TileDB Cloud is a universal database platform that manages all your data and code assets, and enables fast and collaborative analysis. In this blog post I will walk you through the steps you need to take to get started with TileDB Cloud in just a few minutes.
To take full advantage of the TileDB Cloud capabilities, you will need to have an AWS account and set up an S3 bucket. TileDB Cloud manages compute and offers Jupyter notebooks with some small EBS storage dedicated for you, but it does not host your data and code. Your assets remain under your full ownership and control in your own cloud storage.
Note that you don’t need an AWS account to start exploring TileDB Cloud and the plethora of public data and code that can be found on the platform, or data and code that your friends or colleagues would like to share with you. You need an AWS account only if you’d like to create and manage your own assets.

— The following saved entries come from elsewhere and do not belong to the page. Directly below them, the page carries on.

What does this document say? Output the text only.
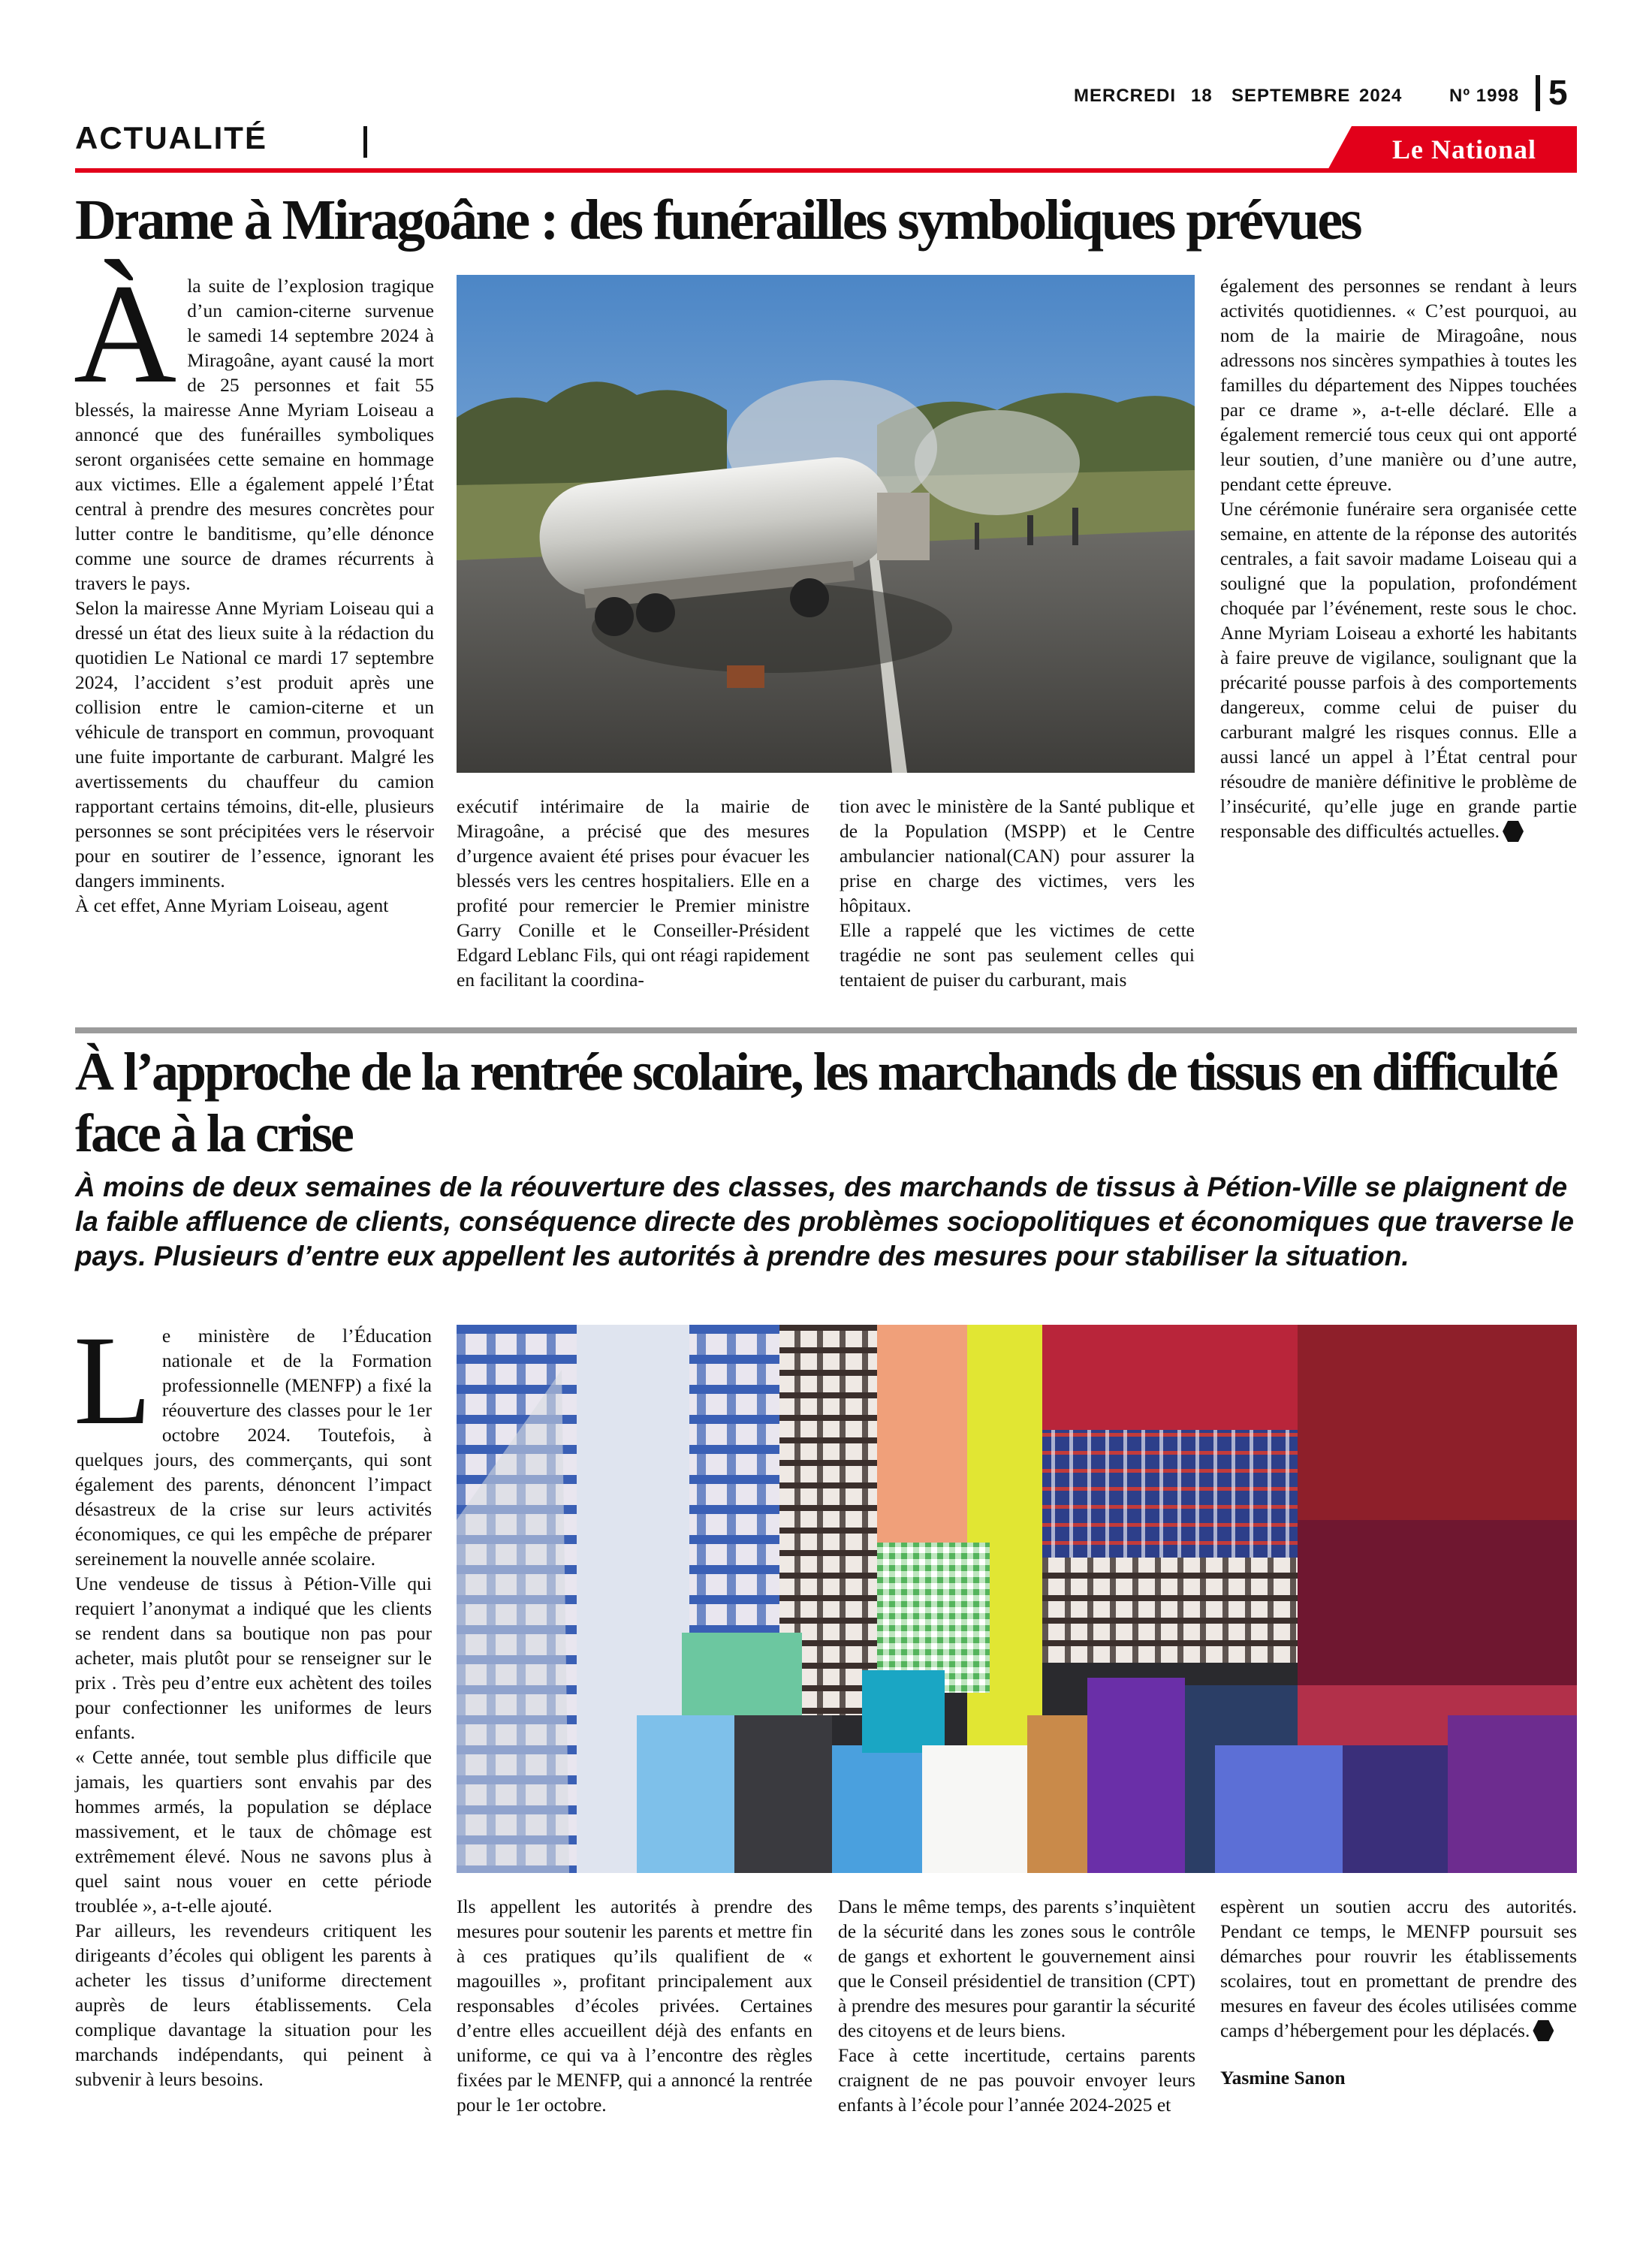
MERCREDI 18 SEPTEMBRE 2024	Nº 1998 5
ACTUALITÉ	Le National
Drame à Miragoâne : des funérailles symboliques prévues

Àla suite de l’explosion tragique d’un camion-citerne survenue le samedi 14 septembre 2024 à Miragoâne, ayant causé la mort de 25 personnes et fait 55 blessés, la mairesse Anne Myriam Loiseau a annoncé que des funérailles symboliques seront organisées cette semaine en hommage aux victimes. Elle a également appelé l’État central à prendre des mesures concrètes pour lutter contre le banditisme, qu’elle dénonce comme une source de drames récurrents à travers le pays.

Selon la mairesse Anne Myriam Loiseau qui a dressé un état des lieux suite à la rédaction du quotidien Le National ce mardi 17 septembre 2024, l’accident s’est produit après une collision entre le camion-citerne et un véhicule de transport en commun, provoquant une fuite importante de carburant. Malgré les avertissements du chauffeur du camion rapportant certains témoins, dit-elle, plusieurs personnes se sont précipitées vers le réservoir pour en soutirer de l’essence, ignorant les dangers imminents.

À cet effet, Anne Myriam Loiseau, agent

exécutif intérimaire de la mairie de Miragoâne, a précisé que des mesures d’urgence avaient été prises pour évacuer les blessés vers les centres hospitaliers. Elle en a profité pour remercier le Premier ministre Garry Conille et le Conseiller-Président Edgard Leblanc Fils, qui ont réagi rapidement en facilitant la coordina-

tion avec le ministère de la Santé publique et de la Population (MSPP) et le Centre ambulancier national(CAN) pour assurer la prise en charge des victimes, vers les hôpitaux.

Elle a rappelé que les victimes de cette tragédie ne sont pas seulement celles qui tentaient de puiser du carburant, mais

également des personnes se rendant à leurs activités quotidiennes. « C’est pourquoi, au nom de la mairie de Miragoâne, nous adressons nos sincères sympathies à toutes les familles du département des Nippes touchées par ce drame », a-t-elle déclaré. Elle a également remercié tous ceux qui ont apporté leur soutien, d’une manière ou d’une autre, pendant cette épreuve.

Une cérémonie funéraire sera organisée cette semaine, en attente de la réponse des autorités centrales, a fait savoir madame Loiseau qui a souligné que la population, profondément choquée par l’événement, reste sous le choc. Anne Myriam Loiseau a exhorté les habitants à faire preuve de vigilance, soulignant que la précarité pousse parfois à des comportements dangereux, comme celui de puiser du carburant malgré les risques connus. Elle a aussi lancé un appel à l’État central pour résoudre de manière définitive le problème de l’insécurité, qu’elle juge en grande partie responsable des difficultés actuelles.

À l’approche de la rentrée scolaire, les marchands de tissus en difficulté face à la crise
À moins de deux semaines de la réouverture des classes, des marchands de tissus à Pétion-Ville se plaignent de la faible affluence de clients, conséquence directe des problèmes sociopolitiques et économiques que traverse le pays. Plusieurs d’entre eux appellent les autorités à prendre des mesures pour stabiliser la situation.

Le ministère de l’Éducation nationale et de la Formation professionnelle (MENFP) a fixé la réouverture des classes pour le 1er octobre 2024. Toutefois, à quelques jours, des commerçants, qui sont également des parents, dénoncent l’impact désastreux de la crise sur leurs activités économiques, ce qui les empêche de préparer sereinement la nouvelle année scolaire.

Une vendeuse de tissus à Pétion-Ville qui requiert l’anonymat a indiqué que les clients se rendent dans sa boutique non pas pour acheter, mais plutôt pour se renseigner sur le prix . Très peu d’entre eux achètent des toiles pour confectionner les uniformes de leurs enfants.

« Cette année, tout semble plus difficile que jamais, les quartiers sont envahis par des hommes armés, la population se déplace massivement, et le taux de chômage est extrêmement élevé. Nous ne savons plus à quel saint nous vouer en cette période troublée », a-t-elle ajouté.

Par ailleurs, les revendeurs critiquent les dirigeants d’écoles qui obligent les parents à acheter les tissus d’uniforme directement auprès de leurs établissements. Cela complique davantage la situation pour les marchands indépendants, qui peinent à subvenir à leurs besoins.

Ils appellent les autorités à prendre des mesures pour soutenir les parents et mettre fin à ces pratiques qu’ils qualifient de « magouilles », profitant principalement aux responsables d’écoles privées. Certaines d’entre elles accueillent déjà des enfants en uniforme, ce qui va à l’encontre des règles fixées par le MENFP, qui a annoncé la rentrée pour le 1er octobre.

Dans le même temps, des parents s’inquiètent de la sécurité dans les zones sous le contrôle de gangs et exhortent le gouvernement ainsi que le Conseil présidentiel de transition (CPT) à prendre des mesures pour garantir la sécurité des citoyens et de leurs biens.

Face à cette incertitude, certains parents craignent de ne pas pouvoir envoyer leurs enfants à l’école pour l’année 2024-2025 et

espèrent un soutien accru des autorités. Pendant ce temps, le MENFP poursuit ses démarches pour rouvrir les établissements scolaires, tout en promettant de prendre des mesures en faveur des écoles utilisées comme camps d’hébergement pour les déplacés.

Yasmine Sanon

In the rest of this article, I describe those three modes in more detail. To accompany these instructions, we also prepared a video that runs through all of the steps below in well under 4 minutes. So read on, or check out the recording here:
As a new user, you’ll land directly in the TileDB Cloud Explore tab, which allows you to mainly see public assets, browse their metadata, inspect an array schema, render a static preview of a Jupyter notebook, etc. You won’t be able to programmatically read public arrays, register your own TileDB Cloud arrays, run interactive Jupyter notebooks, or experiment with many other features until you advance to Read Mode.
New users are eligible to unlock $10 in free credits, without even entering a credit card. To claim your free credits and enter the Read Mode, you just need to tell us a little bit about your use case. To start the process, head to your user account icon in the upper right and find the Unlock $10 credits button.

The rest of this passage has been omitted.